Читать книгу Handbuch Ethik für Pädagogen - Thomas Kesselring - Страница 23
2.1.2. Willens- und Entscheidungsfreiheit
ОглавлениеDie menschliche Freiheit erschöpft sich nicht in der Freiheit des Handelns. Auf der Ebene des Willens und der Entscheidung stellt sich die Freiheitsfrage noch einmal (Bieri 2001). Dabei kommt ihr zunächst eine ganz praktische Bedeutung zu: Wer Drogen konsumiert, hat, solange er nicht süchtig ist, die Freiheit, sich gegen den weiteren Drogenkonsum zu entscheiden. Doch im Gegensatz zur Handlungsfreiheit, die von niemandem ernsthaft bestritten wird, gibt es seit Jahrhunderten einen Streit über die Willens- und Entscheidungsfreiheit. Der eigentliche Knackpunkt dieser Frage besteht darin, ob und wie es möglich ist, dass wir uns in manchen Situationen frei zu etwas entscheiden, obwohl doch Naturgesetze alle Ereignisse im Universum kausal (nach Ursache-Wirkung) bestimmen. Bin ich (um im vorigen Beispiel zu bleiben) wirklich frei in meiner Entscheidung, wenn ich mich für den Verzicht auf Kokainkonsum entschließe? Oder ist eine solche Freiheit gar nicht vorhanden, weil ich durch die genossene Erziehung so geworden bin, dass ich mich gar nicht anders entscheiden könnte? Und selbst wenn nicht: Kann man daraus, dass alle Gehirnprozesse – auch diejenigen, die meinen Entschluss zum Verzicht auf Drogenkonsum begleiten – bestimmte physiologische und neuronale Prozesse zur Basis haben (die nach physikalischen und chemischen Gesetzen ablaufen), auf die Unfreiheit meines Willens schließen?
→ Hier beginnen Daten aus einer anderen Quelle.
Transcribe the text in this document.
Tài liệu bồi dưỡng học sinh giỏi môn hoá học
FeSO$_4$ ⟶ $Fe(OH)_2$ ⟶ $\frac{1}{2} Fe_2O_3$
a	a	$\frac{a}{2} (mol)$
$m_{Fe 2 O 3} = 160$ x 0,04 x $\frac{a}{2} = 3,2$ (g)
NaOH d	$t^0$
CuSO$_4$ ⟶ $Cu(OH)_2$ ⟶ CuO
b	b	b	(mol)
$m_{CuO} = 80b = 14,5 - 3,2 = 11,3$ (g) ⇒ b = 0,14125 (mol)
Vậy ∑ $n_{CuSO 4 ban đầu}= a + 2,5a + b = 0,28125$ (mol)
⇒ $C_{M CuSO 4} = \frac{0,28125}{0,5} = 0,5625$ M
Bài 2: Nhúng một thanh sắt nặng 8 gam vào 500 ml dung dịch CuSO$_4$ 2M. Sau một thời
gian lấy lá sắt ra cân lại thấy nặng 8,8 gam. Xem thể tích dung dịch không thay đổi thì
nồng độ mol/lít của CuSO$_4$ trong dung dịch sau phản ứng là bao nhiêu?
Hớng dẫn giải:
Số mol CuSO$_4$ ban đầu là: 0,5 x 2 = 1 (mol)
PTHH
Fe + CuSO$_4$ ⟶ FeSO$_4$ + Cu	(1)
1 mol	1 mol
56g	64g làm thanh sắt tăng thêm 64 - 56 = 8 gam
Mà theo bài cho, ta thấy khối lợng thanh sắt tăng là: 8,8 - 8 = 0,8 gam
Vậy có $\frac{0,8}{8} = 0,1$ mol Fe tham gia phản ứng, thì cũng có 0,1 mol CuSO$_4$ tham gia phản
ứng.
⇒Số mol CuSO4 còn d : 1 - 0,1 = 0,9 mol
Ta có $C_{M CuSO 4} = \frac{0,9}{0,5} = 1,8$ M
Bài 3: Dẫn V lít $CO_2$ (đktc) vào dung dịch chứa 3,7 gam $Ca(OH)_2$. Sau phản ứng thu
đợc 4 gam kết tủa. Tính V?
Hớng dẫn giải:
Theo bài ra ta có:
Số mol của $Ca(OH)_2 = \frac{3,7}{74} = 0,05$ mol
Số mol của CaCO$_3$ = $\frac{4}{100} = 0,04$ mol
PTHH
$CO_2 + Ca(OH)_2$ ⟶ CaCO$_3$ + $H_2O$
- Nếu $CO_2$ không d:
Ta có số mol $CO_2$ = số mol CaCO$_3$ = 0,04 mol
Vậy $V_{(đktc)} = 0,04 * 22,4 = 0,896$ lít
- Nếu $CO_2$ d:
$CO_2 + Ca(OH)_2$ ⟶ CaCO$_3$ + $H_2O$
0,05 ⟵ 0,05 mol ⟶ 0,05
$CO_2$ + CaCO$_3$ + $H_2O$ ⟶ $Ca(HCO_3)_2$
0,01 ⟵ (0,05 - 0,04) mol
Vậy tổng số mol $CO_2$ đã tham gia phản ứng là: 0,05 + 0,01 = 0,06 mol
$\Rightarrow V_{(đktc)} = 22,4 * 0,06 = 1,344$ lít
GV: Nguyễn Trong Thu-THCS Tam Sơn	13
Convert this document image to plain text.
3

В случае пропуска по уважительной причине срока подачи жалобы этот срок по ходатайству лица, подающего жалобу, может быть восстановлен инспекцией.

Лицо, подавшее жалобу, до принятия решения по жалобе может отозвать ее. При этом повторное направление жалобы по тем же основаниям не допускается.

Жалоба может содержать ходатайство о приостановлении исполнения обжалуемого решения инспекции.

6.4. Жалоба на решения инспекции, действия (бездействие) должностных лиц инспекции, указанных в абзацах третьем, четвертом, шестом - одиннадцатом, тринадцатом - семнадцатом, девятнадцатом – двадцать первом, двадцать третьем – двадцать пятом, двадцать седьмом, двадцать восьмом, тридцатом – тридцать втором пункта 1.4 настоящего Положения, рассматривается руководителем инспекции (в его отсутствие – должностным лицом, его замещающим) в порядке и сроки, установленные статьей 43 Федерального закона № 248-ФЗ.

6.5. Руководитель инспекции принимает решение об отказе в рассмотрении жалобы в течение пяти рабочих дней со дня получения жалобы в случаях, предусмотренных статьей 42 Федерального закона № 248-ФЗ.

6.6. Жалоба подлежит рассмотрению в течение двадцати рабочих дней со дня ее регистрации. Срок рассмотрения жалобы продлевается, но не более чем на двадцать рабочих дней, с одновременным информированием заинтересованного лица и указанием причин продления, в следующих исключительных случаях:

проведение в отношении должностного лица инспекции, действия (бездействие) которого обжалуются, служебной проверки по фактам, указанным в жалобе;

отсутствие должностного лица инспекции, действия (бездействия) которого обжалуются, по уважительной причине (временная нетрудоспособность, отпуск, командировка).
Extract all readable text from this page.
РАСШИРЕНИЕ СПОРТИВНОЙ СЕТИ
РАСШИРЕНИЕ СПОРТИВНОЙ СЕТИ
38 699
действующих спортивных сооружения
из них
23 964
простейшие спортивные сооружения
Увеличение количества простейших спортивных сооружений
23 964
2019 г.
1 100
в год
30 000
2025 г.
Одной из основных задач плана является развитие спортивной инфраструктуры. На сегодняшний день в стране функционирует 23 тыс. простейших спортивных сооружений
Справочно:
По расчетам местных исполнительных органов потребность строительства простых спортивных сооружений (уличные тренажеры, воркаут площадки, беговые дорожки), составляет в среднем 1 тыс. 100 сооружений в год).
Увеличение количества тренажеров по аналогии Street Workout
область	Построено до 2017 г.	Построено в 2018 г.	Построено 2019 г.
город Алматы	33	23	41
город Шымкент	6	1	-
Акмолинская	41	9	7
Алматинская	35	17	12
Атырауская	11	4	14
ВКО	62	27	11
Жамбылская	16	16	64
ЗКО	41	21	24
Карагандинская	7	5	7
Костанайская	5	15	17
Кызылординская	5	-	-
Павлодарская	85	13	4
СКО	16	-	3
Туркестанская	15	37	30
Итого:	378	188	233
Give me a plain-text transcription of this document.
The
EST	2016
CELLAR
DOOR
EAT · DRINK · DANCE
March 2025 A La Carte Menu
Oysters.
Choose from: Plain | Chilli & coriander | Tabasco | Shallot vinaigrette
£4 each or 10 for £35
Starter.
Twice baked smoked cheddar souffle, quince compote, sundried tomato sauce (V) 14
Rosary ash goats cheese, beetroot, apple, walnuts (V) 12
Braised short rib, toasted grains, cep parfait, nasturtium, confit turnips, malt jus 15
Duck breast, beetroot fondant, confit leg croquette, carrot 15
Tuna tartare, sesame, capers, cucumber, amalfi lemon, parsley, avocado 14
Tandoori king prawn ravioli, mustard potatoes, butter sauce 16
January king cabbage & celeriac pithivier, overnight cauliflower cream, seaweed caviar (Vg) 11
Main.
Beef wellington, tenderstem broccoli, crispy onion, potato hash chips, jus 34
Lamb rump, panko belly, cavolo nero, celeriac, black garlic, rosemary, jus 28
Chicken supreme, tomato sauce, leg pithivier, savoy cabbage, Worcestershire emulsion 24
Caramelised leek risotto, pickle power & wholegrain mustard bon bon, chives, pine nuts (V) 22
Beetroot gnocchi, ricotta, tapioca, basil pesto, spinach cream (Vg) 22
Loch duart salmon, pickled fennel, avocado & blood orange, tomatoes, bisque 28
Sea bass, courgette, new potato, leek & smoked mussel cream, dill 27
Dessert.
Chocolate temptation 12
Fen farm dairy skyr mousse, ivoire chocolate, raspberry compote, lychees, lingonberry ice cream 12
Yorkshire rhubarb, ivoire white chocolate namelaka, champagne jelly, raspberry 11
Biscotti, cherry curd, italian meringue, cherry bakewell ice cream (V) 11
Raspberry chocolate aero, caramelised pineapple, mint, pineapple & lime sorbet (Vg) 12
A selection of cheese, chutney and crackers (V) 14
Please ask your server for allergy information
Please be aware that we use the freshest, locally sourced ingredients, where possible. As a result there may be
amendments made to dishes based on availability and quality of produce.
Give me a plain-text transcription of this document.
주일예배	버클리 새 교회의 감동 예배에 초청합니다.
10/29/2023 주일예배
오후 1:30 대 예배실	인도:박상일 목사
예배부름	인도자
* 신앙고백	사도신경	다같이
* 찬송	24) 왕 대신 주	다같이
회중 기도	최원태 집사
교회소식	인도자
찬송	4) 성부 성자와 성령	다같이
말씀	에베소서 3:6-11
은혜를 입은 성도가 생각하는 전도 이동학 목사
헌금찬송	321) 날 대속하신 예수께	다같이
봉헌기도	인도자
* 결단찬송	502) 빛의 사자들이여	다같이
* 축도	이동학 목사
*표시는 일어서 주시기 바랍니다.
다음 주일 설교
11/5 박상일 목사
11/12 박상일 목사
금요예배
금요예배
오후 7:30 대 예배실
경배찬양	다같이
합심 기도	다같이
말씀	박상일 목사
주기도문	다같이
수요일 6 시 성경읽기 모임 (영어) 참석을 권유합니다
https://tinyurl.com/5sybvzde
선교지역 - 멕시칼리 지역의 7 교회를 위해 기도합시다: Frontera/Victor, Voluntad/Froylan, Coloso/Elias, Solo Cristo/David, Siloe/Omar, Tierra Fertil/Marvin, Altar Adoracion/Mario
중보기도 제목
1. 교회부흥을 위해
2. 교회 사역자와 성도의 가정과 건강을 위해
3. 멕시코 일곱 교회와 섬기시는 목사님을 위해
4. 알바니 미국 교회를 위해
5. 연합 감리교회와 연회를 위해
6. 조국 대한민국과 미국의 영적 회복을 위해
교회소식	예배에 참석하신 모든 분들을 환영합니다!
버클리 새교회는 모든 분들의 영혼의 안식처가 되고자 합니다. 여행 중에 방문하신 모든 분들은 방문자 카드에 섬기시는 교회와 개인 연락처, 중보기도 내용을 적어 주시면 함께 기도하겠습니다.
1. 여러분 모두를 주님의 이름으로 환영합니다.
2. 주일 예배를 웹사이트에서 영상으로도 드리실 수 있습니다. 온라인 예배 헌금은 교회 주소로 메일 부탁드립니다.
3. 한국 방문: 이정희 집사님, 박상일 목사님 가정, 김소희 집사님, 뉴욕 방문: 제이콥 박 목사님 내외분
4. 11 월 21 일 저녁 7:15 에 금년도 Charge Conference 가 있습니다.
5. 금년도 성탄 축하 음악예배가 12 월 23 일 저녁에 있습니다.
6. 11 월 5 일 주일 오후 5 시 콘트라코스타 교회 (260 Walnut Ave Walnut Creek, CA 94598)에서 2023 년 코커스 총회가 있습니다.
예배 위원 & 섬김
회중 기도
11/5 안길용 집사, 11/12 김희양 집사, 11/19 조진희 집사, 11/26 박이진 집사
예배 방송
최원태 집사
Unabhängig davon, wie man diese Frage entscheidet – unser Rechtswesen und die Moral funktionieren nur unter der Voraussetzung, dass wir einander gegenseitig unterstellen, wenigstens ab und zu und wenigstens bis zu einem gewissen Grad freie Entscheidungen treffen zu können. Wir reagieren beispielsweise auf ein rücksichtsloses Verbrechen nur dann entrüstet, wenn wir davon ausgehen, dass der Täter sich anders hätte entscheiden können.